Wow!  Sara helps us become sensitive to our privilege relative to the women with whom she worked and to marvel at her self-awareness in these circumstances. We can learn a lot from Sara.  To place Sara’s observations in context, The Atlanta Journal Constitution reported in January that eight homeless persons in Atlanta died of hypothermia. Sara is surely right: lack of privilege is literally a matter of life and death at the City of Refuge.

Lest there be doubt, Sara attributes her insights in this essay to her entire education at Washington and Lee, not merely to her internship.  She concludes, “I am, reassured by the most heartbreaking eight weeks of my life, because I know what lies ahead. Structural inequality and social injustice aren’t going to go away overnight; nor is one person going to solve these problems . . .. But there are so many good people in the world, such as the team at City of Refuge, . . . devoting their lives to making the community around them just a little bit better. And that’s what [Washington and Lee] and the Shepherd Program [have] given me the tools to do: make the community around me just a little bit better. I’m headed to medical school next year, to pursue a dual degree MD/Masters of Public Health. I want to be an OB-GYN in an underserved area, and my time [at Washington and Lee] has given me knowledge that I would not have received otherwise.  . . . I have an understanding of how privilege intersects inequality and social injustice, and I have the conviction that I can do something to help.”
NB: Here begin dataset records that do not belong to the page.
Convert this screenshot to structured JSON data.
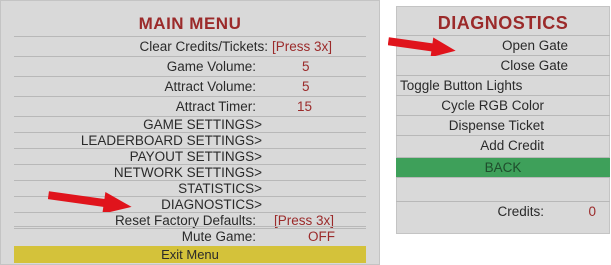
{
  "main_menu": {
    "title": "MAIN MENU",
    "items": [
      {
        "label": "Clear Credits/Tickets:",
        "value": "[Press 3x]"
      },
      {
        "label": "Game Volume:",
        "value": "5"
      },
      {
        "label": "Attract Volume:",
        "value": "5"
      },
      {
        "label": "Attract Timer:",
        "value": "15"
      },
      {
        "label": "GAME SETTINGS>"
      },
      {
        "label": "LEADERBOARD SETTINGS>"
      },
      {
        "label": "PAYOUT SETTINGS>"
      },
      {
        "label": "NETWORK SETTINGS>"
      },
      {
        "label": "STATISTICS>"
      },
      {
        "label": "DIAGNOSTICS>"
      },
      {
        "label": "Reset Factory Defaults:",
        "value": "[Press 3x]"
      },
      {
        "label": "Mute Game:",
        "value": "OFF"
      },
      {
        "label": "Exit Menu"
      }
    ]
  },
  "diagnostics": {
    "title": "DIAGNOSTICS",
    "items": [
      {
        "label": "Open Gate"
      },
      {
        "label": "Close Gate"
      },
      {
        "label": "Toggle Button Lights"
      },
      {
        "label": "Cycle RGB Color"
      },
      {
        "label": "Dispense Ticket"
      },
      {
        "label": "Add Credit"
      },
      {
        "label": "BACK"
      },
      {
        "label": ""
      },
      {
        "label": "Credits:",
        "value": "0"
      }
    ]
  },
  "colors": {
    "panel": "#d9d9d9",
    "title": "#9b2a2a",
    "highlight_exit": "#d4c23a",
    "highlight_back": "#3ea05a",
    "arrow": "#e0141c"
  },
  "icons": [
    "arrow-right-icon",
    "arrow-right-icon"
  ]
}
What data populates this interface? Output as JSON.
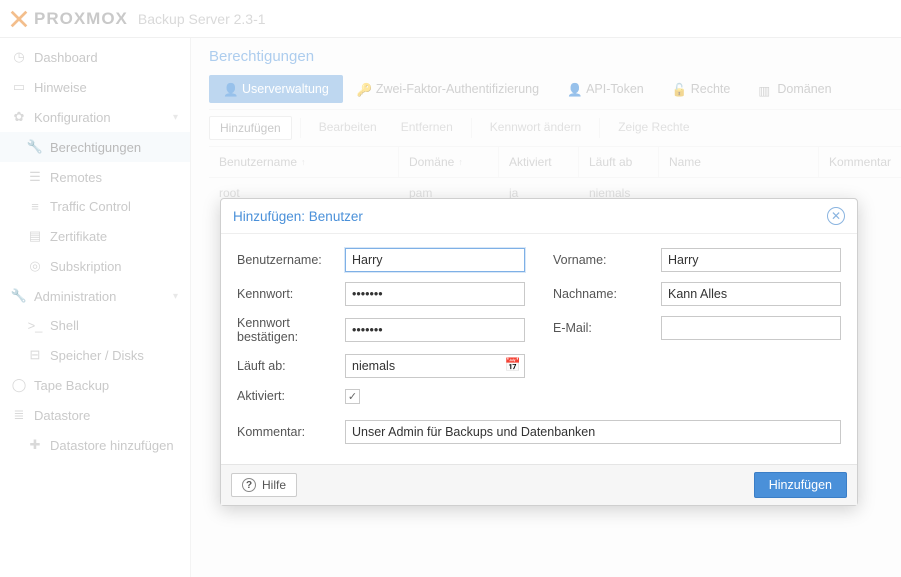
{
  "header": {
    "brand": "PROXMOX",
    "product": "Backup Server 2.3-1"
  },
  "sidebar": {
    "items": [
      {
        "label": "Dashboard",
        "icon": "gauge"
      },
      {
        "label": "Hinweise",
        "icon": "clipboard"
      },
      {
        "label": "Konfiguration",
        "icon": "gear",
        "expandable": true,
        "children": [
          {
            "label": "Berechtigungen",
            "icon": "wrench",
            "selected": true
          },
          {
            "label": "Remotes",
            "icon": "server"
          },
          {
            "label": "Traffic Control",
            "icon": "sliders"
          },
          {
            "label": "Zertifikate",
            "icon": "cert"
          },
          {
            "label": "Subskription",
            "icon": "lifebuoy"
          }
        ]
      },
      {
        "label": "Administration",
        "icon": "wrench2",
        "expandable": true,
        "children": [
          {
            "label": "Shell",
            "icon": "terminal"
          },
          {
            "label": "Speicher / Disks",
            "icon": "hdd"
          }
        ]
      },
      {
        "label": "Tape Backup",
        "icon": "tape"
      },
      {
        "label": "Datastore",
        "icon": "db",
        "children": [
          {
            "label": "Datastore hinzufügen",
            "icon": "plus"
          }
        ]
      }
    ]
  },
  "main": {
    "title": "Berechtigungen",
    "tabs": [
      {
        "label": "Userverwaltung",
        "active": true
      },
      {
        "label": "Zwei-Faktor-Authentifizierung"
      },
      {
        "label": "API-Token"
      },
      {
        "label": "Rechte"
      },
      {
        "label": "Domänen"
      }
    ],
    "toolbar": {
      "add": "Hinzufügen",
      "edit": "Bearbeiten",
      "remove": "Entfernen",
      "changepw": "Kennwort ändern",
      "showperm": "Zeige Rechte"
    },
    "columns": {
      "username": "Benutzername",
      "realm": "Domäne",
      "enabled": "Aktiviert",
      "expires": "Läuft ab",
      "name": "Name",
      "comment": "Kommentar"
    },
    "rows": [
      {
        "username": "root",
        "realm": "pam",
        "enabled": "ja",
        "expires": "niemals",
        "name": "",
        "comment": ""
      }
    ]
  },
  "modal": {
    "title": "Hinzufügen: Benutzer",
    "labels": {
      "username": "Benutzername:",
      "password": "Kennwort:",
      "confirm": "Kennwort bestätigen:",
      "expires": "Läuft ab:",
      "enabled": "Aktiviert:",
      "firstname": "Vorname:",
      "lastname": "Nachname:",
      "email": "E-Mail:",
      "comment": "Kommentar:"
    },
    "values": {
      "username": "Harry",
      "password": "•••••••",
      "confirm": "•••••••",
      "expires": "niemals",
      "enabled": true,
      "firstname": "Harry",
      "lastname": "Kann Alles",
      "email": "",
      "comment": "Unser Admin für Backups und Datenbanken"
    },
    "help": "Hilfe",
    "submit": "Hinzufügen"
  }
}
I conclude with a few observations about Sara’s judgments in this poignant essay.  First, Sara is not content to accumulate credentials for medical school from her internship and consent to policies and behaviors she knows to be wrong or unjust. She steps up to make risky judgments.  Second, Sara recognizes that the gift and privilege of her college education enable her to make judgments that she could not otherwise offer. She is graced to make these judgments.  Third, she can turn these judgments on her own hubris and naiveté about privilege and injustice.  Her judgments are not simply castigations of others.  Fourth, Sara’s judgments are sharp edged and go against the grain of standard bromides and acceptable behavior.  They demand respect for persons who have failed, such as addicts or women who have partnered with predators.  Finally, Sara’s judgments point toward a more positive professional career for herself and all of us toward prudently redeeming unjust policies and persons rather than simply condemning the unjust.

I want to leave you with this wisdom from a classmate—and many of you, I believe, have acquired similar wisdom.  Do not fall prey to the temptation to live and let live. Speak publicly in an informed and reasonable manner to judge behavior, values, institutions, policies, and politics that do or do not advance justice and the common good.  Even if you are not always right, you can raise the level of public discourse.  Recognize that you are enabled to judge by gifts that are not of your own making and that your judgments can correct your thinking and behavior as well as that of others.  Finally, intend that your judgments, no matter how harsh they need to be, aim to redeem, not to destroy or to advance selfish goals. Public judgment is not a zero-sum game. The end goal, like the God of Israel, is for the other to become a partner bound in covenant.

If we learn to make public judgments in this manner, our judgments will not be antithetical to grace.  They will be means of grace.